ESTACIONAMENTO NO IST

Uma muito interessante carta aberta ao presidente do IST, via menosumcarro.pt (o da carris)

Caro Presidente do Conselho de Gestão do Instituto Superior Técnico,

Ex.mo Prof. António Manuel da Cruz Serra

Vimos por este meio, em regime aberto e dando conhecimento da presente missiva a várias partes interessadas na gestão óptima do Instituto Superior Técnico, apresentar-lhe um problema e uma possível solução para uma situação existente há vários anos no campus da Alameda.

A mobilidade sustentável assume-se hoje como um conceito operativo indispensável; mais do que uma noção advinda das preocupações ecológicas e ambientais que permeiam todas as sociedades ocidentais, a mobilidade sustentável é, pela sua especificidade, uma componente inadiável do ordenamento do território e do planeamento urbano. A sua gestão origina repercurssões a diferentes escalas: afecta directamente quer a eficiência e a intensidade energéticas de cada país, quer a própria qualidade de vida dos seus cidadãos.
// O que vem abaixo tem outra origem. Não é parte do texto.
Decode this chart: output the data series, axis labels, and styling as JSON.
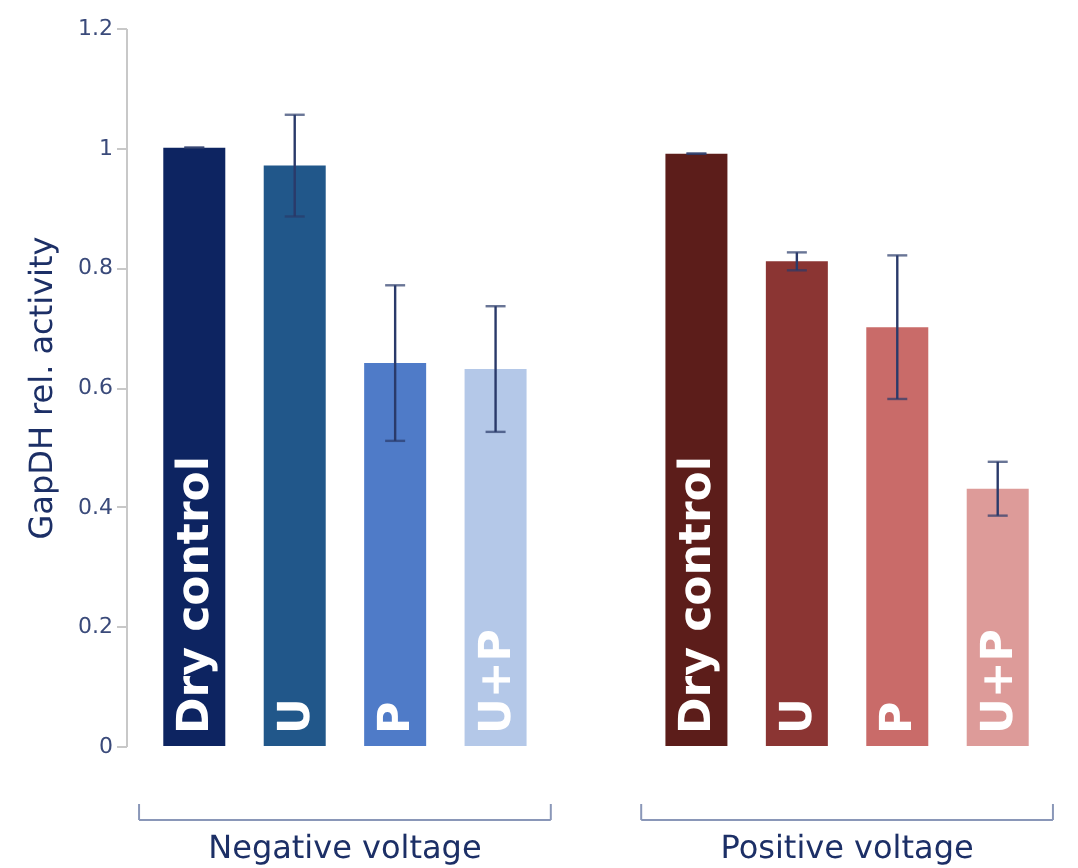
{
  "chart_data": {
    "type": "bar",
    "ylabel": "GapDH rel. activity",
    "categories": [
      "Dry control",
      "U",
      "P",
      "U+P",
      null,
      "Dry control",
      "U",
      "P",
      "U+P"
    ],
    "values": [
      1.0,
      0.97,
      0.64,
      0.63,
      null,
      0.99,
      0.81,
      0.7,
      0.43
    ],
    "errors": [
      0,
      0.085,
      0.13,
      0.105,
      null,
      0,
      0.015,
      0.12,
      0.045
    ],
    "colors": [
      "#0d2461",
      "#21578a",
      "#4f7bc8",
      "#b4c8e8",
      null,
      "#5c1d1a",
      "#8b3533",
      "#c96b69",
      "#dd9b99"
    ],
    "ylim": [
      0,
      1.2
    ],
    "yticks": [
      0,
      0.2,
      0.4,
      0.6,
      0.8,
      1,
      1.2
    ],
    "annotations": [
      "Negative voltage",
      "Positive voltage"
    ],
    "grid": false
  }
}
Ora, não se pode, como em muitos outros assuntos, colocar o ónus da mudança apenas em renovações estruturais e tecnológicas; um agente incontornável terá de ser a adopção de novos comportamentos sem prejuízo da qualidade de vida; o desafio, a nível urbano, é precisamente garantir que os cidadãos mantenham a capacidade de se de deslocarem de muitas formas diferentes e segundo as actividades que exercem, mas incluindo nas suas escolhas modais as externalidades que eles comportam.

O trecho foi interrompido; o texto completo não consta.